Both Anderson and Pharrell, as well as Jarvis Cocker, contribute short interludes fittingly titled, “A Cat Named Mouse,” while Stipe softly croons on the soothing cut, “Souris Nocturne.” Other contributors include the National (“Le Violon Blanc de Monsieur Souris”), Juliette Armanet (“Cool Cat”), Casey Spooner (“The Exquisite Corpse of Souris”) and the French duo Brigitte (“Souriais-tu Là?”).
Calle announced Souris Calle in June and the project debuted at the Perrotin gallery in Paris this month. The exhibit also includes a series of photographs and autobiographical texts Calle wrote about the deaths of not just her cat, but also her close family and friends.

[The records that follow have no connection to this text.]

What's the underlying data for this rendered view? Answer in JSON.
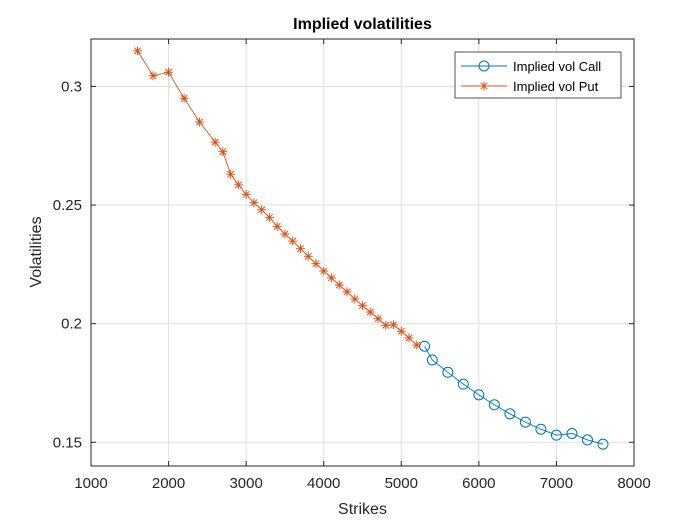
{
  "chart_data": {
    "type": "line",
    "title": "Implied volatilities",
    "xlabel": "Strikes",
    "ylabel": "Volatilities",
    "xlim": [
      1000,
      8000
    ],
    "ylim": [
      0.14,
      0.32
    ],
    "xticks": [
      1000,
      2000,
      3000,
      4000,
      5000,
      6000,
      7000,
      8000
    ],
    "yticks": [
      0.15,
      0.2,
      0.25,
      0.3
    ],
    "ytick_labels": [
      "0.15",
      "0.2",
      "0.25",
      "0.3"
    ],
    "grid": true,
    "legend_position": "top-right",
    "series": [
      {
        "name": "Implied vol Call",
        "color": "#0072BD",
        "marker": "circle",
        "x": [
          5300,
          5400,
          5600,
          5800,
          6000,
          6200,
          6400,
          6600,
          6800,
          7000,
          7200,
          7400,
          7600
        ],
        "y": [
          0.1905,
          0.1847,
          0.1795,
          0.1745,
          0.17,
          0.1658,
          0.162,
          0.1585,
          0.1555,
          0.153,
          0.1537,
          0.151,
          0.1492
        ]
      },
      {
        "name": "Implied vol Put",
        "color": "#D95319",
        "marker": "asterisk",
        "x": [
          1600,
          1800,
          2000,
          2200,
          2400,
          2600,
          2700,
          2800,
          2900,
          3000,
          3100,
          3200,
          3300,
          3400,
          3500,
          3600,
          3700,
          3800,
          3900,
          4000,
          4100,
          4200,
          4300,
          4400,
          4500,
          4600,
          4700,
          4800,
          4900,
          5000,
          5100,
          5200
        ],
        "y": [
          0.315,
          0.3045,
          0.306,
          0.295,
          0.285,
          0.2765,
          0.2725,
          0.263,
          0.2585,
          0.2545,
          0.251,
          0.248,
          0.2448,
          0.241,
          0.2378,
          0.2348,
          0.2316,
          0.2284,
          0.2253,
          0.2222,
          0.2193,
          0.2163,
          0.2134,
          0.2104,
          0.2076,
          0.2049,
          0.2021,
          0.1993,
          0.1995,
          0.1968,
          0.194,
          0.191
        ]
      }
    ]
  }
}
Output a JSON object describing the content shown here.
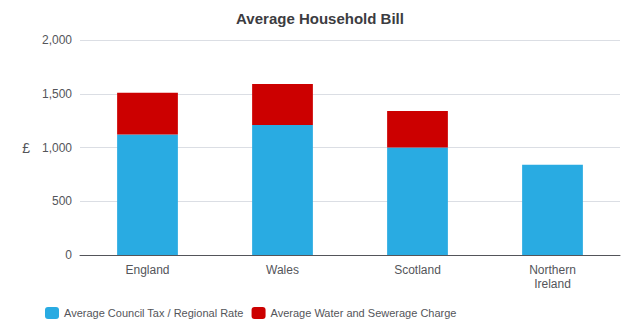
{
  "chart_data": {
    "type": "bar",
    "stacked": true,
    "title": "Average Household Bill",
    "ylabel": "£",
    "categories": [
      "England",
      "Wales",
      "Scotland",
      "Northern\nIreland"
    ],
    "series": [
      {
        "name": "Average Council Tax / Regional Rate",
        "color": "#29ABE2",
        "values": [
          1120,
          1210,
          1000,
          840
        ]
      },
      {
        "name": "Average Water and Sewerage Charge",
        "color": "#CC0000",
        "values": [
          390,
          380,
          340,
          0
        ]
      }
    ],
    "ylim": [
      0,
      2000
    ],
    "yticks": [
      0,
      500,
      {
        "value": 1000,
        "label": "1,000"
      },
      {
        "value": 1500,
        "label": "1,500"
      },
      {
        "value": 2000,
        "label": "2,000"
      }
    ],
    "grid": true,
    "legend": "lower left"
  }
}
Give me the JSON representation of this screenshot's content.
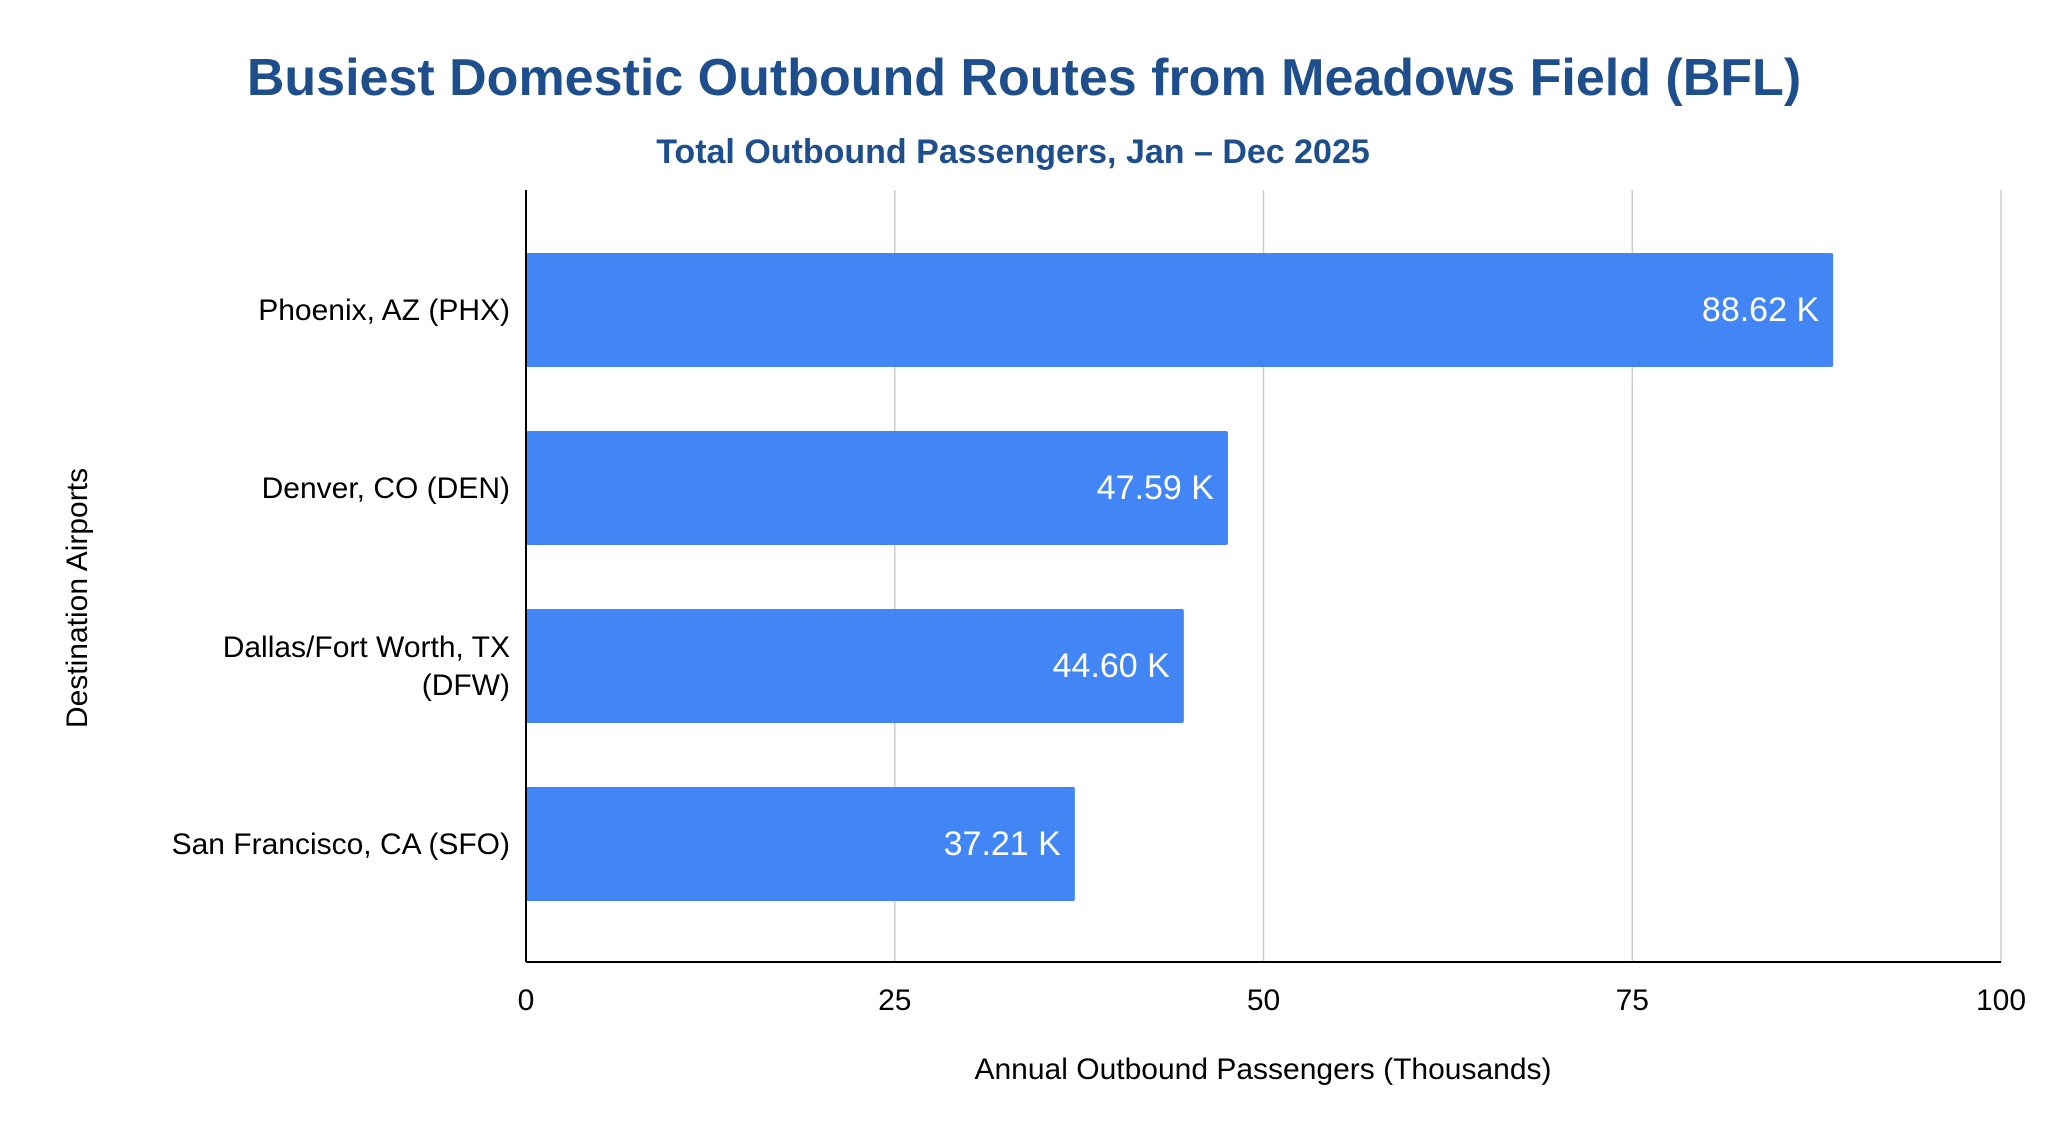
{
  "colors": {
    "title": "#1f4e8c",
    "bar": "#4285f4",
    "data_label": "#ffffff",
    "grid": "#cccccc",
    "axis": "#000000",
    "text": "#000000"
  },
  "chart_data": {
    "type": "bar",
    "orientation": "horizontal",
    "title": "Busiest Domestic Outbound Routes from Meadows Field (BFL)",
    "subtitle": "Total Outbound Passengers, Jan – Dec 2025",
    "xlabel": "Annual Outbound Passengers (Thousands)",
    "ylabel": "Destination Airports",
    "categories": [
      [
        "Phoenix, AZ (PHX)"
      ],
      [
        "Denver, CO (DEN)"
      ],
      [
        "Dallas/Fort Worth, TX",
        "(DFW)"
      ],
      [
        "San Francisco, CA (SFO)"
      ]
    ],
    "values": [
      88.62,
      47.59,
      44.6,
      37.21
    ],
    "data_labels": [
      "88.62 K",
      "47.59 K",
      "44.60 K",
      "37.21 K"
    ],
    "xlim": [
      0,
      100
    ],
    "xticks": [
      0,
      25,
      50,
      75,
      100
    ],
    "xtick_labels": [
      "0",
      "25",
      "50",
      "75",
      "100"
    ],
    "grid": "vertical",
    "legend": "none"
  }
}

“When you say you’re sad about the cat, it’s a bit obscene for people,” Called told Artnet. “You can’t say that. I mean, if I say my mother or my father is dead, everyone tells me ‘Oh, poor thing, she lost her mother, oh, poor thing, she lost her father,’ but if we say that about our cat, we seem ridiculous. It makes me laugh, when for me, in my daily life, it was almost more violent, because I lived with my cat. I didn’t live with my parents.”